A research suggests  that induced pluripotent stem cells—the stem cells generated from adult cells—could be used  to provide replacement corneal or lens tissue for human eyes.  This study was published in Nature.

A team from Cardiff University, in collaboration with Osaka University in Japan, have generated cells with characteristics of the cornea, lens and retina and implanted them in a partially-sighted rabbit.

The tissues were shown to repair the front of the eye and restore the animal’s vision. They could pave the way for human clinical trials of anterior eye transplantation to restore lost or damaged vision, reports Wales Online.
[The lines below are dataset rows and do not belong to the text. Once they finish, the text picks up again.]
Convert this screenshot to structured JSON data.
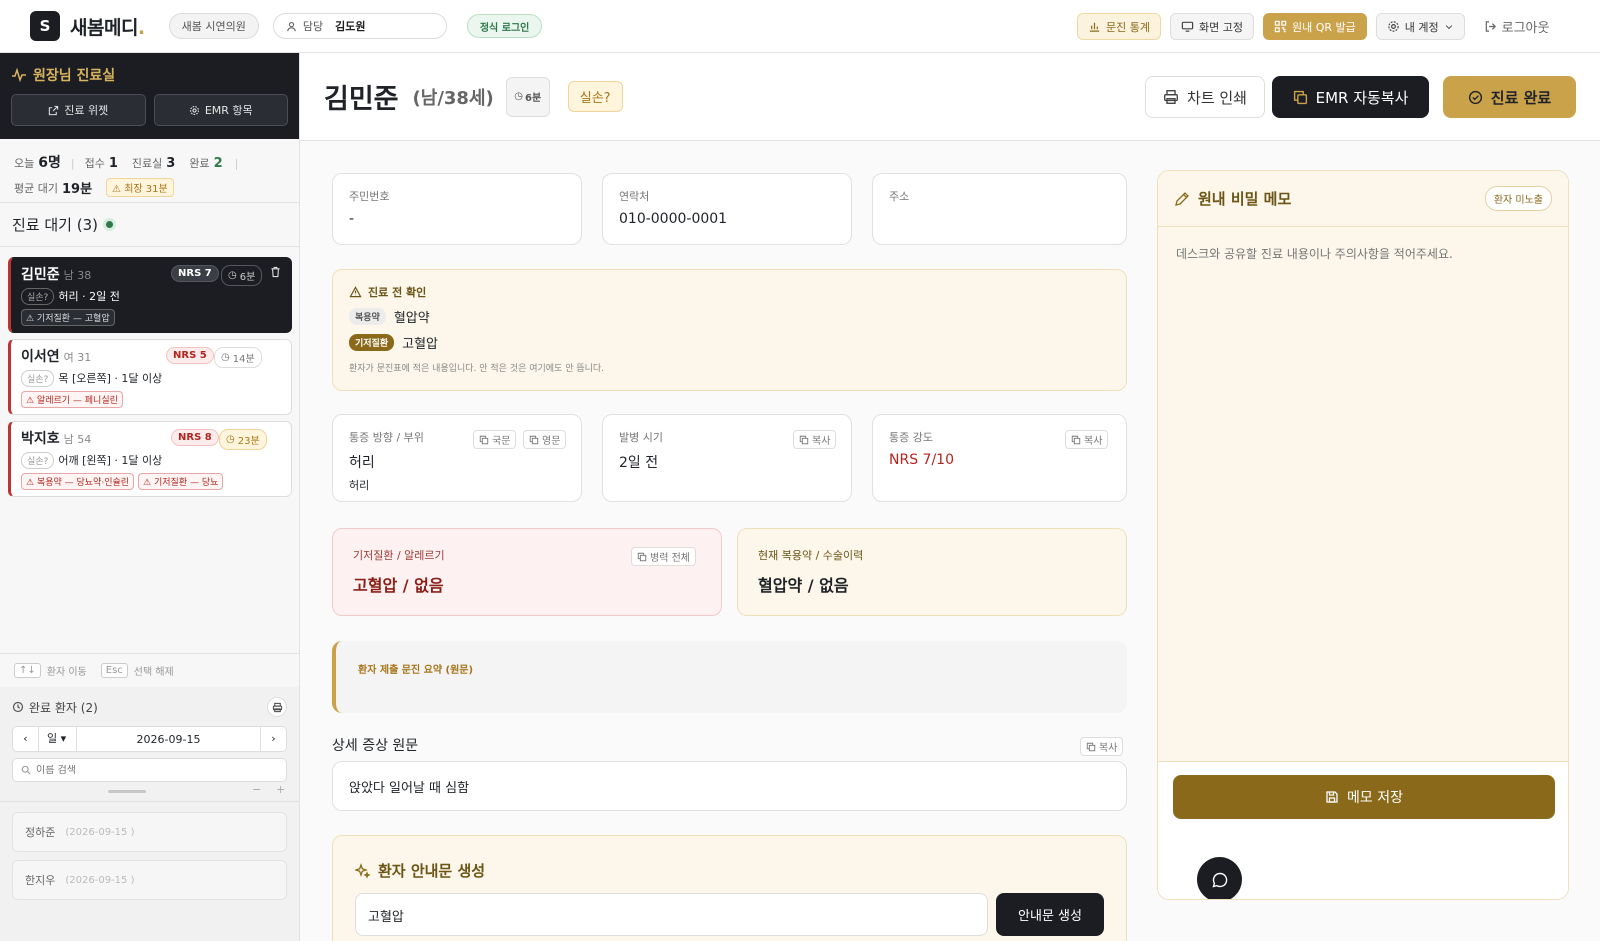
{
  "topbar": {
    "logo_letter": "S",
    "brand": "새봄메디",
    "brand_dot": ".",
    "clinic": "새봄 시연의원",
    "staff_label": "담당",
    "staff_name": "김도원",
    "login_badge": "정식 로그인",
    "btn_stats": "문진 통계",
    "btn_fix": "화면 고정",
    "btn_qr": "원내 QR 발급",
    "btn_account": "내 계정",
    "btn_logout": "로그아웃"
  },
  "sidebar": {
    "room_title": "원장님 진료실",
    "btn_widget": "진료 위젯",
    "btn_emr": "EMR 항목",
    "stats": {
      "today_label": "오늘",
      "today": "6명",
      "recv_label": "접수",
      "recv": "1",
      "room_label": "진료실",
      "room": "3",
      "done_label": "완료",
      "done": "2",
      "avg_label": "평균 대기",
      "avg": "19분",
      "max": "최장 31분"
    },
    "queue_title": "진료 대기 (3)",
    "patients": [
      {
        "name": "김민준",
        "meta": "남 38",
        "nrs": "NRS 7",
        "wait": "6분",
        "ins": "실손?",
        "complaint": "허리 · 2일 전",
        "tags": [
          "⚠ 기저질환 — 고혈압"
        ]
      },
      {
        "name": "이서연",
        "meta": "여 31",
        "nrs": "NRS 5",
        "wait": "14분",
        "ins": "실손?",
        "complaint": "목 [오른쪽] · 1달 이상",
        "tags": [
          "⚠ 알레르기 — 페니실린"
        ]
      },
      {
        "name": "박지호",
        "meta": "남 54",
        "nrs": "NRS 8",
        "wait": "23분",
        "ins": "실손?",
        "complaint": "어깨 [왼쪽] · 1달 이상",
        "tags": [
          "⚠ 복용약 — 당뇨약·인슐린",
          "⚠ 기저질환 — 당뇨"
        ]
      }
    ],
    "hint_move_key": "↑↓",
    "hint_move": "환자 이동",
    "hint_esc_key": "Esc",
    "hint_esc": "선택 해제",
    "done_title": "완료 환자 (2)",
    "date_unit": "일",
    "date": "2026-09-15",
    "search_placeholder": "이름 검색",
    "done_list": [
      {
        "name": "정하준",
        "date": "(2026-09-15 )"
      },
      {
        "name": "한지우",
        "date": "(2026-09-15 )"
      }
    ]
  },
  "header": {
    "name": "김민준",
    "info": "(남/38세)",
    "wait": "6분",
    "ins": "실손?",
    "btn_print": "차트 인쇄",
    "btn_emr": "EMR 자동복사",
    "btn_done": "진료 완료"
  },
  "main": {
    "rrn_label": "주민번호",
    "rrn": "-",
    "phone_label": "연락처",
    "phone": "010-0000-0001",
    "addr_label": "주소",
    "addr": "",
    "pre_title": "진료 전 확인",
    "pre_med_tag": "복용약",
    "pre_med": "혈압약",
    "pre_dis_tag": "기저질환",
    "pre_dis": "고혈압",
    "pre_note": "환자가 문진표에 적은 내용입니다. 안 적은 것은 여기에도 안 뜹니다.",
    "pain_label": "통증 방향 / 부위",
    "pain_val": "허리",
    "pain_sub": "허리",
    "copy_kr": "국문",
    "copy_en": "영문",
    "onset_label": "발병 시기",
    "onset_val": "2일 전",
    "copy": "복사",
    "nrs_label": "통증 강도",
    "nrs_val": "NRS 7/10",
    "hist_label": "기저질환 / 알레르기",
    "hist_val": "고혈압 / 없음",
    "hist_copy": "병력 전체",
    "med_label": "현재 복용약 / 수술이력",
    "med_val": "혈압약 / 없음",
    "summary_label": "환자 제출 문진 요약 (원문)",
    "detail_title": "상세 증상 원문",
    "detail_text": "앉았다 일어날 때 심함",
    "guide_title": "환자 안내문 생성",
    "guide_input": "고혈압",
    "guide_btn": "안내문 생성"
  },
  "memo": {
    "title": "원내 비밀 메모",
    "badge": "환자 미노출",
    "placeholder": "데스크와 공유할 진료 내용이나 주의사항을 적어주세요.",
    "save": "메모 저장"
  },
  "colors": {
    "dark": "#1b1d22",
    "gold": "#c9a24a",
    "gold_dark": "#9a7419",
    "red": "#b3261e",
    "cream": "#fcf7ea"
  }
}
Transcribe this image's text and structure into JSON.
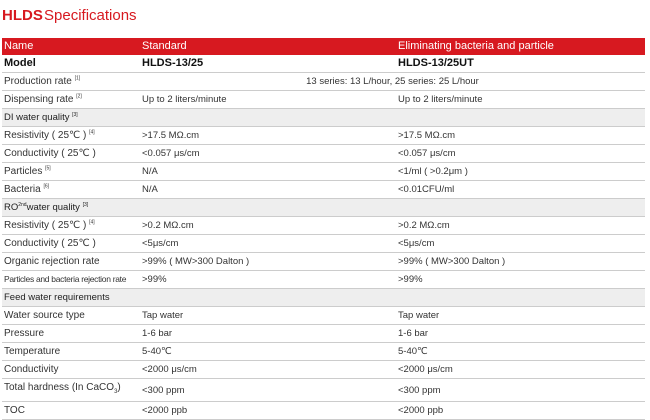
{
  "title": {
    "brand": "HLDS",
    "text": "Specifications"
  },
  "header": {
    "name": "Name",
    "standard": "Standard",
    "eliminating": "Eliminating bacteria and particle"
  },
  "model": {
    "label": "Model",
    "standard": "HLDS-13/25",
    "eliminating": "HLDS-13/25UT"
  },
  "production": {
    "label": "Production  rate",
    "note": "[1]",
    "value": "13 series: 13 L/hour, 25 series: 25 L/hour"
  },
  "dispensing": {
    "label": "Dispensing rate",
    "note": "[2]",
    "standard": "Up to 2 liters/minute",
    "eliminating": "Up to 2 liters/minute"
  },
  "di_section": {
    "label": "DI water quality",
    "note": "[3]"
  },
  "di_resistivity": {
    "label": "Resistivity ( 25℃ )",
    "note": "[4]",
    "standard": ">17.5 MΩ.cm",
    "eliminating": ">17.5 MΩ.cm"
  },
  "di_conductivity": {
    "label": "Conductivity ( 25℃ )",
    "standard": "<0.057 μs/cm",
    "eliminating": "<0.057 μs/cm"
  },
  "particles": {
    "label": "Particles",
    "note": "[5]",
    "standard": "N/A",
    "eliminating": "<1/ml ( >0.2μm )"
  },
  "bacteria": {
    "label": "Bacteria",
    "note": "[6]",
    "standard": "N/A",
    "eliminating": "<0.01CFU/ml"
  },
  "ro_section": {
    "label_pre": "RO",
    "label_sup": "2nd",
    "label_post": "water quality",
    "note": "[3]"
  },
  "ro_resistivity": {
    "label": "Resistivity ( 25℃ )",
    "note": "[4]",
    "standard": ">0.2 MΩ.cm",
    "eliminating": ">0.2 MΩ.cm"
  },
  "ro_conductivity": {
    "label": "Conductivity ( 25℃ )",
    "standard": "<5μs/cm",
    "eliminating": "<5μs/cm"
  },
  "organic": {
    "label": "Organic  rejection rate",
    "standard": ">99% ( MW>300  Dalton )",
    "eliminating": ">99% ( MW>300  Dalton )"
  },
  "particle_bacteria": {
    "label": "Particles and bacteria rejection rate",
    "standard": ">99%",
    "eliminating": ">99%"
  },
  "feed_section": {
    "label": "Feed water requirements"
  },
  "source": {
    "label": "Water source type",
    "standard": "Tap water",
    "eliminating": "Tap water"
  },
  "pressure": {
    "label": "Pressure",
    "standard": "1-6 bar",
    "eliminating": "1-6 bar"
  },
  "temperature": {
    "label": "Temperature",
    "standard": "5-40℃",
    "eliminating": "5-40℃"
  },
  "conductivity": {
    "label": "Conductivity",
    "standard": "<2000 μs/cm",
    "eliminating": "<2000 μs/cm"
  },
  "hardness": {
    "label_pre": "Total hardness (In CaCO",
    "label_sub": "3",
    "label_post": ")",
    "standard": "<300 ppm",
    "eliminating": "<300 ppm"
  },
  "toc": {
    "label": "TOC",
    "standard": "<2000 ppb",
    "eliminating": "<2000 ppb"
  }
}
Study co-author Professor Andrew Quantock, from Cardiff University’s School of Optometry and Vision Sciences, said: “This research shows that various types of human stem cells are able to take on the characteristics of the cornea, lens and retina.”

“Importantly, it demonstrates that one cell type—the corneal epithelium—could be further grown in the lab and then transplanted onto a rabbit’s eye where it was functional, achieving recovered vision.” This was stated in Science Daily.

“Our work not only holds potential for developing cells for treatment of other areas of the eye but could set the stage for future human clinical trials of anterior eye transplantation to restore visual function,” Ceri Jackson, director of RNIB Cymru said to Wales Online.

“Every day in Wales five more people begin to lose their sight. That’s why one of our priorities is to urge the Welsh Government to make sure that patients have access to timely appointments and treatment.” He added.

The research was funded by the Japanese government’s Agency for Medical Research and Development.

Stem cells have a great boon to the mankind. They can be used to mend a broken heart to  curing Parkinson’s disease, rebuilding bones and cartilage repairing damaged immune systems, burns, stroke spinal cord injury or disease, Rheumatoid arthritis, Irritable bowel disease, and  Bladder disease.